Açılışta 3 film gösterildi
Peki sinema salonu iyi bir yatırım mı? İstanbul’da özellikle gündüz seanslarında salonlar bomboş...
Her zaman bir sinema salonu açmak direkt salona yatırım yapmak olmuyor. Biz bu Gaziantep’teki M1’i satın aldığımızda işleri kötüydü. Biraz da Gaziantep için erken açılmış bir merkezdi. Burayı biraz elden geçirdik. İnsanları çekmek için buz pateni pisti, sinema salonları gibi bölümler ekledik. Bu akşam sinemayı açıyoruz. Nakıp Ali gibi sinemaya gönül vermiş bir Gazianteplinin adını vermiş olmamız da bizim için bir onur. Buradaki sinema biraz M1’i hareketlendirmek için yapılmış bir yatırım. Fakat Romanya’daki sinema sadece salona yatırımdı ve çok iyi para kazandırıyor.
İşte tam bu sırada Hüsnü Bey’i sakladığım ağacın arkasında bulup, sohbetimizi böldüler ve alıp götürdüler...

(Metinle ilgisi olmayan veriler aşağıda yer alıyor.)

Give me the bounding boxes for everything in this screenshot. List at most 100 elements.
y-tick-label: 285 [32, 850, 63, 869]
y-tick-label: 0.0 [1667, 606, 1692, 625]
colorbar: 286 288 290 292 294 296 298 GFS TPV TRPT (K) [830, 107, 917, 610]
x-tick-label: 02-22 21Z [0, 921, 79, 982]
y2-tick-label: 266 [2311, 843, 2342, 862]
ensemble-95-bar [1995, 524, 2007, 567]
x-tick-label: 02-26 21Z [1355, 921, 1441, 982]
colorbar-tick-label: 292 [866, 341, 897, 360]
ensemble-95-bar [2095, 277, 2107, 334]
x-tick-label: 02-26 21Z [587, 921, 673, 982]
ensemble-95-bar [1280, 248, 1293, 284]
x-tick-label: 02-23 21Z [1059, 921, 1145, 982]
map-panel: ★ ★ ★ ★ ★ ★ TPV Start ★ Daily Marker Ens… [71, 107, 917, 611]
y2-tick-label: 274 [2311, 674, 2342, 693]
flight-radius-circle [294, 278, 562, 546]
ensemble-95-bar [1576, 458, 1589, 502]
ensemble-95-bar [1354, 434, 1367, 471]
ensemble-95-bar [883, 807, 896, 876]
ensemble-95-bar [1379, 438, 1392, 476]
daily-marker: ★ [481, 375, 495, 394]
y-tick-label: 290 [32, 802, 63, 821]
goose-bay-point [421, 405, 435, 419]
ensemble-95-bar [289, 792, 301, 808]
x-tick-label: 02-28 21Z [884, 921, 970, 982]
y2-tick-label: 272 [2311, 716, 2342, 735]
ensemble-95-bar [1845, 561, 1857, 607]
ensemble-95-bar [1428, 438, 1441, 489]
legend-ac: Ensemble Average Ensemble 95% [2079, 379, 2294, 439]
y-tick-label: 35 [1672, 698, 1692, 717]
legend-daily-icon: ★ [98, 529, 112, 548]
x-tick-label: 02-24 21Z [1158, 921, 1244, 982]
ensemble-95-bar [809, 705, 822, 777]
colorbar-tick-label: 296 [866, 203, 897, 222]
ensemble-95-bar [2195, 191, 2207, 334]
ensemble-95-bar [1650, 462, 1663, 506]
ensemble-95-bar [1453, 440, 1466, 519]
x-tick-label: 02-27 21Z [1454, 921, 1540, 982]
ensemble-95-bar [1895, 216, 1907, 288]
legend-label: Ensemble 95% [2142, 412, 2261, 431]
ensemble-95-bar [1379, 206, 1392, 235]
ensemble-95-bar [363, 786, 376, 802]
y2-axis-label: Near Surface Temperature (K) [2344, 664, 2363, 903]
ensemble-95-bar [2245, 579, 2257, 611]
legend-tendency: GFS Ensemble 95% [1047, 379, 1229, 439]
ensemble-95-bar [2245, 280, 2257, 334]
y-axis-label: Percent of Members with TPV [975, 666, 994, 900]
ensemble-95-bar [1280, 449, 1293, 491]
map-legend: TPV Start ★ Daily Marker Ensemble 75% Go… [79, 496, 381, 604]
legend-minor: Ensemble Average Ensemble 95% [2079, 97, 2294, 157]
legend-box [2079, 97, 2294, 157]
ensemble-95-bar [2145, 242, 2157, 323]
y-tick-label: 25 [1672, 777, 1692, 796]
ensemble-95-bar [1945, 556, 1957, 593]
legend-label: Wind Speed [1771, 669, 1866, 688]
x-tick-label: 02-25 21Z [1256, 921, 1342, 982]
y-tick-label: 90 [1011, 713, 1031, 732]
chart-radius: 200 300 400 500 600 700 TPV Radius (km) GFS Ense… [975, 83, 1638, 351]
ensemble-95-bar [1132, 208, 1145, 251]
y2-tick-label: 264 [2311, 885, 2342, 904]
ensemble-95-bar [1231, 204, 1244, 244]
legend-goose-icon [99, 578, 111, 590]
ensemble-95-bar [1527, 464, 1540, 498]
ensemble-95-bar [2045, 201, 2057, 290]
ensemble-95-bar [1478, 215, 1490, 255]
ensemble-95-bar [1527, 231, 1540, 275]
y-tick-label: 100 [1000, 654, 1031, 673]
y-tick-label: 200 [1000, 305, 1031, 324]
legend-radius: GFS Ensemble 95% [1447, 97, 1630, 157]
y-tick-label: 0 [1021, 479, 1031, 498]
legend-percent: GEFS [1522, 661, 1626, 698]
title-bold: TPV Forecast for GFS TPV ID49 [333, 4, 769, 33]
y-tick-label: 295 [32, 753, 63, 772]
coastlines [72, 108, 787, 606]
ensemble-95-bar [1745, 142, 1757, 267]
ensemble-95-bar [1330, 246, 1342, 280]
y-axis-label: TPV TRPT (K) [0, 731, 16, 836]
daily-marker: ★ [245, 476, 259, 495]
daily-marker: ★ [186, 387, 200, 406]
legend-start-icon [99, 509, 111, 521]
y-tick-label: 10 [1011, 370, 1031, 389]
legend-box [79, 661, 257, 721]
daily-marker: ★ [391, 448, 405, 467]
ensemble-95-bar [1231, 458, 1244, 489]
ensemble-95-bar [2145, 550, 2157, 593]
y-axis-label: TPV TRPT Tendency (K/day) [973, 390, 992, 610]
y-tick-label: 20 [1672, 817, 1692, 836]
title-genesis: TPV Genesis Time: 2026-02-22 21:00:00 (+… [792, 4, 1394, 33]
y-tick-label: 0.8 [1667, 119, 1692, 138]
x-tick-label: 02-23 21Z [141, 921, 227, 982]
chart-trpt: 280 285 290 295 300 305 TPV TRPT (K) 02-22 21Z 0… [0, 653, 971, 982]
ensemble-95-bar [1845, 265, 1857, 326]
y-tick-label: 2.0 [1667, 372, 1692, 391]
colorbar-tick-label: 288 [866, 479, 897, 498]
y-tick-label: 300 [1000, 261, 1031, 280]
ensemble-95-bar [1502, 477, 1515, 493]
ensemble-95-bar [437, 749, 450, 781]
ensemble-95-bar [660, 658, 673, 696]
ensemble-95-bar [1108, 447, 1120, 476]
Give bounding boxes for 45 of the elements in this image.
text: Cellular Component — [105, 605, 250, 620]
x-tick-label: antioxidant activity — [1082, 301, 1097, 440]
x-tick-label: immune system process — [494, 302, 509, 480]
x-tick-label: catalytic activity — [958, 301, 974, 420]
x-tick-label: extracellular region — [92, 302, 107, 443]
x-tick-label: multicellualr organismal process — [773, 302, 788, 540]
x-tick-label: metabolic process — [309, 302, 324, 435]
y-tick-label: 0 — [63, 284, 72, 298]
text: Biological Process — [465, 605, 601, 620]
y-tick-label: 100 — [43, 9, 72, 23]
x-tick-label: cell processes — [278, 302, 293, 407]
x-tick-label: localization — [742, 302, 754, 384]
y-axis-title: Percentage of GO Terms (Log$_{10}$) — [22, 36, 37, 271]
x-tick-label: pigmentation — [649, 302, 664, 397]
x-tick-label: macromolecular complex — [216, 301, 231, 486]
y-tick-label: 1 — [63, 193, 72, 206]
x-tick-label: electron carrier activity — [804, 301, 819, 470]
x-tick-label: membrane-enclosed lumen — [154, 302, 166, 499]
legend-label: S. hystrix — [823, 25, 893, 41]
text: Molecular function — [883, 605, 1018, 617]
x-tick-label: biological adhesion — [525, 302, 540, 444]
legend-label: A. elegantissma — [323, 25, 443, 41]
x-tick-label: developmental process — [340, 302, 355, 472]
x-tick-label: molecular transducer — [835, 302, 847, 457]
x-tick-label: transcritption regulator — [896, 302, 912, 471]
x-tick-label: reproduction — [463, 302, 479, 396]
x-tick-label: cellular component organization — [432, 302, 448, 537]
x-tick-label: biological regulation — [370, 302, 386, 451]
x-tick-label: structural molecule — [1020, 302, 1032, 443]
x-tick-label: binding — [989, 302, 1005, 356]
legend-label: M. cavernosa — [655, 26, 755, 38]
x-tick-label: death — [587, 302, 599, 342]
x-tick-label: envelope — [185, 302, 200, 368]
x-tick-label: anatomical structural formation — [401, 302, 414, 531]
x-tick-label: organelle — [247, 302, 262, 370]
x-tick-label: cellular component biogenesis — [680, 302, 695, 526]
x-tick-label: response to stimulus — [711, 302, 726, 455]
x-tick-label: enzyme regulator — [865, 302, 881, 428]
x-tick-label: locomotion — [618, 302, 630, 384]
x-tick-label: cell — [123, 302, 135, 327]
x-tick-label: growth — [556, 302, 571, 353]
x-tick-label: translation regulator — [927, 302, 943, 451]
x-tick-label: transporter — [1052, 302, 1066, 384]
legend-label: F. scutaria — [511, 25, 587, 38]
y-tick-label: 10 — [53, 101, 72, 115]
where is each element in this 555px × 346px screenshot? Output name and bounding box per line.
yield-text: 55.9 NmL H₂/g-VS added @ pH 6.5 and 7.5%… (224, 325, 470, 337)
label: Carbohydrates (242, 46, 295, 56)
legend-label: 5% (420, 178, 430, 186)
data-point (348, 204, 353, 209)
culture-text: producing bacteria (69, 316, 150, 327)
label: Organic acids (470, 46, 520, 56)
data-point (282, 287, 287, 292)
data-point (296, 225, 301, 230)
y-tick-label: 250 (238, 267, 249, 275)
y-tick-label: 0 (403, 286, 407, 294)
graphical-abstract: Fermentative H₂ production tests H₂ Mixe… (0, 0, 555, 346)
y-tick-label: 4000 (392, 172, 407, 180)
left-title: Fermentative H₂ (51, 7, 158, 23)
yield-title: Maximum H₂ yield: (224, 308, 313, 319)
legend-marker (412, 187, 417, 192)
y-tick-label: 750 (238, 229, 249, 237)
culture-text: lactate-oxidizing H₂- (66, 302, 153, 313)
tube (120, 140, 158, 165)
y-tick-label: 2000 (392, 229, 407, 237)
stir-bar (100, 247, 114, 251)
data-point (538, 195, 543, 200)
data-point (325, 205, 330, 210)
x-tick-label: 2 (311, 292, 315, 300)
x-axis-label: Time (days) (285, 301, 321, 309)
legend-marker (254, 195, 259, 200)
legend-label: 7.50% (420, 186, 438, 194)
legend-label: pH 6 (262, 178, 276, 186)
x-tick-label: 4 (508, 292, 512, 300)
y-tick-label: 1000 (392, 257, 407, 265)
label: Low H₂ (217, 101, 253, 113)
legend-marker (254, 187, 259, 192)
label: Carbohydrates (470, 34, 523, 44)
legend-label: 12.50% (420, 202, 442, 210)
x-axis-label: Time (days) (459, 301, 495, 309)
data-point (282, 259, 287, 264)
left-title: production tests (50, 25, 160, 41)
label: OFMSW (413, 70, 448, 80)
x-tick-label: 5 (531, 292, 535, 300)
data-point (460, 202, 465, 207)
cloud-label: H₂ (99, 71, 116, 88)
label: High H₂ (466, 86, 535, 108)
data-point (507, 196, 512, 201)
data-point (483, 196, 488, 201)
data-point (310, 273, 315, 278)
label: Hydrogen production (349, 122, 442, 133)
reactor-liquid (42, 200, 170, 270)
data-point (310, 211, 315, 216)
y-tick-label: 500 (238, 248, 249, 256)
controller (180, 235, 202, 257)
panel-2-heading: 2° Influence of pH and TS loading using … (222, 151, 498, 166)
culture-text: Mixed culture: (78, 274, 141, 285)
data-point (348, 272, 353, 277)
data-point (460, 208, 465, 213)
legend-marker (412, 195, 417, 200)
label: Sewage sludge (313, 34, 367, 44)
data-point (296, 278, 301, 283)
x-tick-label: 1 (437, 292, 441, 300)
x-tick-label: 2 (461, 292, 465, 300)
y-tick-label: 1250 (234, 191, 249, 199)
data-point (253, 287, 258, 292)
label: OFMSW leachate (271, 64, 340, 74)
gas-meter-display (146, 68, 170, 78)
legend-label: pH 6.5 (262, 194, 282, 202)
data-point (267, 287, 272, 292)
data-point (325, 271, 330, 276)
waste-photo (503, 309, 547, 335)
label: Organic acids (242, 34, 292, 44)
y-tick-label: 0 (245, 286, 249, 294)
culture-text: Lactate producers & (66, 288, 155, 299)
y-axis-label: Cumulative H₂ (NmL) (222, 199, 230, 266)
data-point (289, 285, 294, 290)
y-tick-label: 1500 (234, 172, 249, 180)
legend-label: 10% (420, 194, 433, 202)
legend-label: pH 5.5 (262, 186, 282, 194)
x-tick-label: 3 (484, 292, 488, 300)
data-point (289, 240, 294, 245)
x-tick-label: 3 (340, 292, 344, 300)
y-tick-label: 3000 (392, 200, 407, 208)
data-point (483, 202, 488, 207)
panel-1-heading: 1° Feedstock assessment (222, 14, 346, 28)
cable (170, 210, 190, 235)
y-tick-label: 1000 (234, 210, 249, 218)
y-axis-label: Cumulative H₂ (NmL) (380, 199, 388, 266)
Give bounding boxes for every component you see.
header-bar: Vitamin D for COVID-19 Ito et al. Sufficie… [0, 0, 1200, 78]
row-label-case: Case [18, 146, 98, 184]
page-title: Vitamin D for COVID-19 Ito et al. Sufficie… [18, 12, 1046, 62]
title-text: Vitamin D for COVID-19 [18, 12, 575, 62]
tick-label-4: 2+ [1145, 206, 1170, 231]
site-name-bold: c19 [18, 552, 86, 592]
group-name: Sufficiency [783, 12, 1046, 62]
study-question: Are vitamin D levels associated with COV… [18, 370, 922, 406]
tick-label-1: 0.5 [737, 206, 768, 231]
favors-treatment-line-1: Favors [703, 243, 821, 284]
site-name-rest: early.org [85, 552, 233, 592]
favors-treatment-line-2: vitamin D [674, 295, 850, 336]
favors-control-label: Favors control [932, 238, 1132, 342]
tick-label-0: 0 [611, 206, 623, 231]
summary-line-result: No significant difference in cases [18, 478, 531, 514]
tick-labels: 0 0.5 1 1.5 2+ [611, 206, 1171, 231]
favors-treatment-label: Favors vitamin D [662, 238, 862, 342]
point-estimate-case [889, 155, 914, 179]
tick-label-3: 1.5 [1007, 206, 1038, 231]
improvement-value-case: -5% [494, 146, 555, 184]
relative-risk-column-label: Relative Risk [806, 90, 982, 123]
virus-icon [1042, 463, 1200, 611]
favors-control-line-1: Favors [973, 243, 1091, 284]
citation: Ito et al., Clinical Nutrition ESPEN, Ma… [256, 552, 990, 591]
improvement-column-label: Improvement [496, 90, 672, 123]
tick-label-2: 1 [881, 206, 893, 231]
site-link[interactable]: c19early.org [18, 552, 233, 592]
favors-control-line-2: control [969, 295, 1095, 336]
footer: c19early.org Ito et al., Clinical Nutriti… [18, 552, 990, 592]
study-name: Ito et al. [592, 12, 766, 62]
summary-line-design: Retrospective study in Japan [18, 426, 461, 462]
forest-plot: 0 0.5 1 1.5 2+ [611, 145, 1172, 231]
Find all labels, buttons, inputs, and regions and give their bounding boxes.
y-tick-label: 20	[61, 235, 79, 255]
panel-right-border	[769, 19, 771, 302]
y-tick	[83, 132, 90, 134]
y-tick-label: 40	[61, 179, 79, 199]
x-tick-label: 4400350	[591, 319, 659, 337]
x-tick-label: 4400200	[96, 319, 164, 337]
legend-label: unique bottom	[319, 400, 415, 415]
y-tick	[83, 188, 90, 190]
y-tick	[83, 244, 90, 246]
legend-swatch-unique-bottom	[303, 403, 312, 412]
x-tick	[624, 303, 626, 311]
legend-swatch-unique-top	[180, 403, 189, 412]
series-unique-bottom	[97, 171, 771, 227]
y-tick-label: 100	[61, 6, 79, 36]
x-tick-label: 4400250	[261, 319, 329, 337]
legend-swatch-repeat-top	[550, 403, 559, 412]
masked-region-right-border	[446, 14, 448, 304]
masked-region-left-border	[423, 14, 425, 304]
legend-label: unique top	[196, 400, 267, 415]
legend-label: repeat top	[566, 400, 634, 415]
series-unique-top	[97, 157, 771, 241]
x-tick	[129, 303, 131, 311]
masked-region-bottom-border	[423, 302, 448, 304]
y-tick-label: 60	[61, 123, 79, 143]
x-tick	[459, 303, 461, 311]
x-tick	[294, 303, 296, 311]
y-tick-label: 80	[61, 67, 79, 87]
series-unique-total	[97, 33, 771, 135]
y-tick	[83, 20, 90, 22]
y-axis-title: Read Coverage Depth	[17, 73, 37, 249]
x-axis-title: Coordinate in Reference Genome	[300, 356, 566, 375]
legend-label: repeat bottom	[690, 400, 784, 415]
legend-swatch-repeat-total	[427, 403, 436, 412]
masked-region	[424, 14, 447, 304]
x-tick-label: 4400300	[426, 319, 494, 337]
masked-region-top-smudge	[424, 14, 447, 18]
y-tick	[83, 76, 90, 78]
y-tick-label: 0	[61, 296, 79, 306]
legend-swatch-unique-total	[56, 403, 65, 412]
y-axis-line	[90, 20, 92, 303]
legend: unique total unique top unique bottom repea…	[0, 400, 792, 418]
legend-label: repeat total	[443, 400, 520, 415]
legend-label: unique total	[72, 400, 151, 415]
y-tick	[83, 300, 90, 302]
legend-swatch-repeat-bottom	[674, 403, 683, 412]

Açılış töreni bitmek üzereydi. Davetlilere üç ayrı film seçeneği sunuldu. Godard’ın Serseri Aşıklar’ı, Lütfi Akad’ın Düğün’ü ve Derviş Zaim’in son filmi Nokta’nın ilk gösterimi. Sinematek günleri de düzenlenmesi düşünülen Nakıp Ali Sinemaları için çok iyi seçilmiş üç filmdi. Umarım Gaziantepliler Türkiye’nin ilk sinematekini kuran Nakıp Ali’nin yüzünü kara çıkarmaz ve sinema salonları dolar taşar.
7 sinema salonu var
Fiba Holding’in yatırımı olan Sinepark sinemalarının ilk halkası Gaziantep’te açıldı. Gaziantep’te sinemanın doğuşuna ve gelişimine öncülük eden Nakıp Ali’nin adını taşıyan Sinepark sinemalarında son teknolojiye göre donatılmış 7 sinema salonu yer alıyor. Toplam 1301 kişinin aynı anda film izleyebileceği salonlarda dünya sinemasının örnekleri gösterilecek. Kentin Sinematek’i olmayı hedefleyen Nakıp Ali Sinepark Sinemaları, gelecek yıldan itibaren, Fiba Holding tarafından düzenlenecek Sinema Günleri’ne ev sahipliği yapacak.